Positive selection of HIV-1 cytotoxic T lymphocyte escape variants during primary infection - PubMed (original) (raw)
Positive selection of HIV-1 cytotoxic T lymphocyte escape variants during primary infection
D A Price et al. Proc Natl Acad Sci U S A. 1997.
Abstract
Cytotoxic T lymphocytes (CTLs) are thought to play a crucial role in the termination of the acute primary HIV-1 syndrome, but clear evidence for this presumption has been lacking. Here we demonstrate positive selection of HIV-1 proviral sequences encoding variants within a CTL epitope in Nef, a gene product critical for viral pathogenicity, during and after seroconversion. These positively selected HIV-1 variants carried epitope sequence changes that either diminished or escaped CTL recognition. Other proviruses had mutations that abolished the Nef epitope altogether. These results provide clear evidence that CTLs exert selection pressure on the viral population in acute HIV-1 infection.
Figures
Figure 1
Recognition of CTL epitopes by donor SC2 bulk cultured lymphocytes. (a) HLA B8 Nef (FLKEKGGL) response (Nov. 3, 1995). (b and c) HLA B8 p17-3 Gag (GGKKKYKL) response (Oct. 19, 1995). Screening peptides used were: GGKKKYKL (p17-3 Gag; ref. 13), GEIYKRWII (p24-13 Gag; ref. 13), DCKTILKAL (p24-20 Gag; ref. 13), GPKVKQWPL (Pol; ref. 14), and FLKEKGGL (Nef; P.J.R.G., unpublished work).
Figure 2
Proviral sequence variation in HIV-1 epitopes from SC2. (a) HLA B8 Nef. (b) HLA B8 p17-3 Gag. Variant residues are highlighted.
Figure 3
Nucleotide and amino acid sequence variation in the region of Nef containing the HLA B8 epitope.

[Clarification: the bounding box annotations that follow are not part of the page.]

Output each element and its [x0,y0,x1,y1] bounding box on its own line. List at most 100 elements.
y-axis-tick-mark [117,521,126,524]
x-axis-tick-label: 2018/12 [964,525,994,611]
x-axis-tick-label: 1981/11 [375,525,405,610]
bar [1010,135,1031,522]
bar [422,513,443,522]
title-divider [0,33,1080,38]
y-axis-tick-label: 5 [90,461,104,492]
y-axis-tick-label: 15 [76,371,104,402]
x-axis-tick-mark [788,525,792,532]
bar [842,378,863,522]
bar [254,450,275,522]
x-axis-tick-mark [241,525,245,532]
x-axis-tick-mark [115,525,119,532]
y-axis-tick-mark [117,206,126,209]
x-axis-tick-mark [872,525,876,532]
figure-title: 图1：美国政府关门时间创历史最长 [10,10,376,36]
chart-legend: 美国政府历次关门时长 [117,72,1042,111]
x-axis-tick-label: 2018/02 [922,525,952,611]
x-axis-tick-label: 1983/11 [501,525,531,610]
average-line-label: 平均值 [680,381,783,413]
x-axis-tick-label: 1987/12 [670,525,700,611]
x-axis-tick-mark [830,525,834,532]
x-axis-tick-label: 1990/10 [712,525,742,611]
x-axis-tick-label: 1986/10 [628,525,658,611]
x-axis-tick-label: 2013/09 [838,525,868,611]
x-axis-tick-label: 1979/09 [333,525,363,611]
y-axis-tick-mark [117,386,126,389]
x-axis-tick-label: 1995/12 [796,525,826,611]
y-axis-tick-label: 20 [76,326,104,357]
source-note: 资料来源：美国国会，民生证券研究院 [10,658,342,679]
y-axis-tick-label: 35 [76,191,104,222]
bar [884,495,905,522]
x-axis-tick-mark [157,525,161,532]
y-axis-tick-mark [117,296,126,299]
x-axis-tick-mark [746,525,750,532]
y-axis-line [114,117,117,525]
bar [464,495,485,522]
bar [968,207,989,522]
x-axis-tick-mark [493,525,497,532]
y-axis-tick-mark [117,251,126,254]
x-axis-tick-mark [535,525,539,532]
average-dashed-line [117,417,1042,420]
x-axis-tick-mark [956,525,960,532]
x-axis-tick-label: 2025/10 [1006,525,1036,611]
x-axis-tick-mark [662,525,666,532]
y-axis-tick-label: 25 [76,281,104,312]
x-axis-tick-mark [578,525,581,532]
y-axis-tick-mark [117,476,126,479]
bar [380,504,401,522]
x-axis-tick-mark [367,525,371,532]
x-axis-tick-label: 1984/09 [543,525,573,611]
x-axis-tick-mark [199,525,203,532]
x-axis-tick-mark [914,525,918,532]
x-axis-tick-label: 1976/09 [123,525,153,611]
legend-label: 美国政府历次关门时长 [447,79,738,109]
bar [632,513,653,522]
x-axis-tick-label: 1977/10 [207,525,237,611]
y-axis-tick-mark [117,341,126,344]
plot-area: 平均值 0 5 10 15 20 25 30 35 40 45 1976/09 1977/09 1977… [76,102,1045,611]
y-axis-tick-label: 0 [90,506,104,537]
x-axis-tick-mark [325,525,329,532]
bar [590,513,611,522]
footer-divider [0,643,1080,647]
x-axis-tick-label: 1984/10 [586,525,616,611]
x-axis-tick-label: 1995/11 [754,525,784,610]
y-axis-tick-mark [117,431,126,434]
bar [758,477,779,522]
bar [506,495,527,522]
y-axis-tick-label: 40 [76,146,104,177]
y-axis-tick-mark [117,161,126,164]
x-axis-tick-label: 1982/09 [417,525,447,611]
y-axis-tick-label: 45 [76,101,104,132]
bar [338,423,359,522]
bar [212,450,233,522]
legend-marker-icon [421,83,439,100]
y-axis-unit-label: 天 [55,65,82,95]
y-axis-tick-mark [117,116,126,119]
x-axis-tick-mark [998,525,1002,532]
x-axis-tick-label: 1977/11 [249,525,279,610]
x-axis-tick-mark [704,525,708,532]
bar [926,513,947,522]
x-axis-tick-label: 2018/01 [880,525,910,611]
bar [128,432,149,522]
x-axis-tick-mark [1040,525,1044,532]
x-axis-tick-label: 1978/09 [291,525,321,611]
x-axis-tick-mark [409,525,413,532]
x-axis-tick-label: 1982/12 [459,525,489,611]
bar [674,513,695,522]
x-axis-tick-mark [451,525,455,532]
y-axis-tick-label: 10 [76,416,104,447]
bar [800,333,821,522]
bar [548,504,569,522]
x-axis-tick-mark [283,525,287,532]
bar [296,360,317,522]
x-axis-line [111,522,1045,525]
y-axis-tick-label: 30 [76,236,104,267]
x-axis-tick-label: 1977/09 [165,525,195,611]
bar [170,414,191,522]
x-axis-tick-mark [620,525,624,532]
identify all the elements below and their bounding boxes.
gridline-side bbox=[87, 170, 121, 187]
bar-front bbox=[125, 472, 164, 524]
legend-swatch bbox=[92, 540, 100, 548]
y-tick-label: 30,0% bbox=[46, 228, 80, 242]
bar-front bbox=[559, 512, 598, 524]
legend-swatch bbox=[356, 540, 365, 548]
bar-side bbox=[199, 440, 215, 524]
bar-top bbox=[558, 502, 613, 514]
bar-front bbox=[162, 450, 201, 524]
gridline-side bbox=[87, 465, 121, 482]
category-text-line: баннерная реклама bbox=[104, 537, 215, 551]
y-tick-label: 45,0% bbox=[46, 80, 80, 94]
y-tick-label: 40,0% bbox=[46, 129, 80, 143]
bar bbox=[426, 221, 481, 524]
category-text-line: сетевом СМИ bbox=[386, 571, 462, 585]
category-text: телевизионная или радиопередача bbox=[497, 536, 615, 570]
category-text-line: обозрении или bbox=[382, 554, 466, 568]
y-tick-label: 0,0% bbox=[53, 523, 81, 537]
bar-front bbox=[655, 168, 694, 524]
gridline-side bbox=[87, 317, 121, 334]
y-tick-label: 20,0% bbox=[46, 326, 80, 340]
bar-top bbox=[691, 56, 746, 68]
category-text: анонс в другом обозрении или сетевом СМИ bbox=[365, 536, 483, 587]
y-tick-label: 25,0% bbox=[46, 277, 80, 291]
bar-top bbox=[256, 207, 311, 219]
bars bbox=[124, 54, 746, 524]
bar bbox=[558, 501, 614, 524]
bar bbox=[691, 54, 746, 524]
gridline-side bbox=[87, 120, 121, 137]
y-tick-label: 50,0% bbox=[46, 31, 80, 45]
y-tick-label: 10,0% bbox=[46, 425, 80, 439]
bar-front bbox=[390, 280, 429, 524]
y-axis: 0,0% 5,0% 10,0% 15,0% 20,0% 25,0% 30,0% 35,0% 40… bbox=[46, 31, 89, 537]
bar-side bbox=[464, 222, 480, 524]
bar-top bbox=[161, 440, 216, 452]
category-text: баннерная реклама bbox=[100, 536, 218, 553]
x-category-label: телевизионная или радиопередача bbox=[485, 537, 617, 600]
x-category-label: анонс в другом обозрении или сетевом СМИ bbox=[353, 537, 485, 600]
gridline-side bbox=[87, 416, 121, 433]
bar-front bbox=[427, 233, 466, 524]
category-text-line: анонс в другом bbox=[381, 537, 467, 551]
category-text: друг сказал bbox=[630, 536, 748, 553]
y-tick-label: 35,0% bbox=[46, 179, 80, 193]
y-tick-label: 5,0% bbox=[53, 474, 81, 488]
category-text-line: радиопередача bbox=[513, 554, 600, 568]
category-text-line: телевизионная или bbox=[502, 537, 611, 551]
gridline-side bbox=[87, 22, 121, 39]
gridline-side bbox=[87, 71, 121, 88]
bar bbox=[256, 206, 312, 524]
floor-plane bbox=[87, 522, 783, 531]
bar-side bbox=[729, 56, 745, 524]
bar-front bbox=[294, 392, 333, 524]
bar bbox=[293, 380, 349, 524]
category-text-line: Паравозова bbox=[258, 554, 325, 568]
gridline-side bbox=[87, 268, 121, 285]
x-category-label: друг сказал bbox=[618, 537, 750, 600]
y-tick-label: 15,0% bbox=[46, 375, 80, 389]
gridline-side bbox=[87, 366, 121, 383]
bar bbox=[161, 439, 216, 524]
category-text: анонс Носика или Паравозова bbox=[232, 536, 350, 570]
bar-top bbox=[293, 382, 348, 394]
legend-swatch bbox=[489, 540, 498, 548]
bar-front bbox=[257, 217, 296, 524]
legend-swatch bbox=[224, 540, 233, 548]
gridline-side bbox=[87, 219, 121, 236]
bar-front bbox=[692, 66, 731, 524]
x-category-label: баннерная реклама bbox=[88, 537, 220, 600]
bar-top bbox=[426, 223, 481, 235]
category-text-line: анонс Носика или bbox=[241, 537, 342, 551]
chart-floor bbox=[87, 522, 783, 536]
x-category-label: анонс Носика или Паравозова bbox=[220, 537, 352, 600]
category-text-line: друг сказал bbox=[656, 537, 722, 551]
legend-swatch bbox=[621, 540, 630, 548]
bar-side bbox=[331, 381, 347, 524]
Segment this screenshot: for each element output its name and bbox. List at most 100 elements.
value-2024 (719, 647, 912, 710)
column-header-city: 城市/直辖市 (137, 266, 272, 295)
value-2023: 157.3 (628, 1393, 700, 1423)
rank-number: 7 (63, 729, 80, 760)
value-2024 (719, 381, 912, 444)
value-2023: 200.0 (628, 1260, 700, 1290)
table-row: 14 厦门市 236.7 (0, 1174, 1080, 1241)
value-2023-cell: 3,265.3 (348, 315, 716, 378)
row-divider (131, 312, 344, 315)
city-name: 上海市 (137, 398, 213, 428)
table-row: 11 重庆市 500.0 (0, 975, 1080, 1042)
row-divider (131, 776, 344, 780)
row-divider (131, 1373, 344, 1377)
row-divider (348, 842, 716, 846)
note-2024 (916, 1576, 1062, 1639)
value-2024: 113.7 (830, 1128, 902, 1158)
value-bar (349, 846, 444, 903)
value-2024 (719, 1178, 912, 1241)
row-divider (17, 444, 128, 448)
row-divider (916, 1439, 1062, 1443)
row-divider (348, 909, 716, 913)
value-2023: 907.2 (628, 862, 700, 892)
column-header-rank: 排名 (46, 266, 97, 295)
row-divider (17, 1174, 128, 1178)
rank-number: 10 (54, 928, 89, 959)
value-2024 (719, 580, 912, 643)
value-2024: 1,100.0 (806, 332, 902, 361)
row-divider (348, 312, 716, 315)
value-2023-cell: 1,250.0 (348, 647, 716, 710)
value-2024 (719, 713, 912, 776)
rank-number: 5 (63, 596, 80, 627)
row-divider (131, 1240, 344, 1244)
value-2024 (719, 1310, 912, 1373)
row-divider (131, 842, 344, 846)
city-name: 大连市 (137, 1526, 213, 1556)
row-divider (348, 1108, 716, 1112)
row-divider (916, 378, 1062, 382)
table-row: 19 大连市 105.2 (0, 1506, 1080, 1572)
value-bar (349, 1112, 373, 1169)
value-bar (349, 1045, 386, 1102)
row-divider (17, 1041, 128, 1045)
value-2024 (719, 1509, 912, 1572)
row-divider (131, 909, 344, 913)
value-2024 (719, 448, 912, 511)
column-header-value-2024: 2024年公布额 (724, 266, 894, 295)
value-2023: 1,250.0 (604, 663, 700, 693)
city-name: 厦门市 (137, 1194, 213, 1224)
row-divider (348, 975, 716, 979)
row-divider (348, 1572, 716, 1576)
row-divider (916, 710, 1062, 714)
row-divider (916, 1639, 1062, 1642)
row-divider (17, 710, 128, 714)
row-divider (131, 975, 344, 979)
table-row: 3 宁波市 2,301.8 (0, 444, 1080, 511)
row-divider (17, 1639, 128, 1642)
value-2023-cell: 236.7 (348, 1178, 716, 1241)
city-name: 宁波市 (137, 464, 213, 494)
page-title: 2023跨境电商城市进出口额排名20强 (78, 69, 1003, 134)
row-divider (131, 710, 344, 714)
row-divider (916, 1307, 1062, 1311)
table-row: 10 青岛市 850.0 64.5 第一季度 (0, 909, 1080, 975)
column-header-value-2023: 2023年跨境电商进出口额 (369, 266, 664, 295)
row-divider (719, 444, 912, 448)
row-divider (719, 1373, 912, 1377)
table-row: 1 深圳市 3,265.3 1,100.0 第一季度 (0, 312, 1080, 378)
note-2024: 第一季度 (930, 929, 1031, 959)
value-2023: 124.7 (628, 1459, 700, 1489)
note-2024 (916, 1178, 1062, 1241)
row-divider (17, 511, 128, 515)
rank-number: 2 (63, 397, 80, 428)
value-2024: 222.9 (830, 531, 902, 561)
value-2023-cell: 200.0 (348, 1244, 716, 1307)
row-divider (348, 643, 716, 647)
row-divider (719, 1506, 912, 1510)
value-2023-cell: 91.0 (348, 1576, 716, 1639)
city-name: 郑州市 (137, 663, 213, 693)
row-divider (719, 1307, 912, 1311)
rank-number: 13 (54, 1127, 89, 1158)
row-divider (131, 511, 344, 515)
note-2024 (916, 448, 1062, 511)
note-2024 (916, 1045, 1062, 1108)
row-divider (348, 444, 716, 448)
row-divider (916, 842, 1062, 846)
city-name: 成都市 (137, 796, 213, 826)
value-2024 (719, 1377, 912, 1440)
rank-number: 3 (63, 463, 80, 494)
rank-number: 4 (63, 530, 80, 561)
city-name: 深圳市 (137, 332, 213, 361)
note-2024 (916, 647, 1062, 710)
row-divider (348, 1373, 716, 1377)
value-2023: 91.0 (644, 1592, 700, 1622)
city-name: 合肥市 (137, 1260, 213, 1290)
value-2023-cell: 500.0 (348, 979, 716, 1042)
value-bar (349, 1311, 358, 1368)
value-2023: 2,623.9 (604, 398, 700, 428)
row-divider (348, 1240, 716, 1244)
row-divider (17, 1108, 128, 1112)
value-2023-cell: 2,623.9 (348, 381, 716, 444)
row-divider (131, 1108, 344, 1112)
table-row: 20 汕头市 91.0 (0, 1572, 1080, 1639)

For donor SC2, a number of clones from each time point (19 from each of the first three time points, 18 from the fourth time point) were sequenced further to incorporate regions flanking the epitope (nucleotides 114–395, amino acids 38–132, numbered according to the nef reference sequence HIV-LAI). (a) The Kabat–Wu index (KWI), calculated at each amino acid position as the number of different residues/frequency of the commonest residue, provides a measure of variability; an index of 1 indicates that no variation was detected at the relevant position (15). The HLA B8 epitope (amino acids 90–97) is shaded. (b) The rates of nonsynonymous (dN) and synonymous (dS) nucleotide substitutions were calculated in a sliding window of 60 nt over all pairwise comparisons between clones at a given time point, according to the method of Nei and Gojobori (16). The window is advanced in steps of three nucleotides, and the values of dN and dS are plotted against the central nucleotide in the window. dN rises sharply at the border of the region encoding the HLA B8 epitope, and exceeds dS over this region. The apparent extension of positive selection beyond the limits of the epitope reflects window width, not flanking mutations. Dotted line, synonymous substitutions; solid line, nonsynonymous substitutions.
Figure 4
(a) Altered recognition of variant Nef epitopes by donor SC2 CTLs. 51Cr-labeled HLA B8-matched targets were added directly to 96-well plates containing peptide, and therefore peptide was present at the concentrations drawn for the duration of the assay. Targets and peptide were incubated at room temperature for 15 min before the addition of effector cells. (b) Functional HLA binding assay. Target cells pulsed with variant peptides containing mutations at position 5 (a HLA B8 anchor position) were not recognized by donor SC2 CTLs after 6 h (N5 and E5) and 10 h (Q5), suggesting that these peptides bind poorly and have high off-rates. (c) The p17-3 Gag Q5 variant is poorly recognized by donor SC2-derived GGKKKYKL-specific CTLs.
Figure 5
Truncations and frameshifts within donor SC2 nef clones (deduced amino acid sequence). Identical single nucleotide deletions (clone 2/17, clone 4/19) resulting in premature termination of the open reading frame 6 aa before the B8 epitope are present at two separate time points, suggesting proviral replicative capacity. Index refers to proviral sequence from 19/10/95. ∗, Stop codon. Shading denotes the epitope. These sequences were not included in either the Kabat–Wu or dN/dS analyses.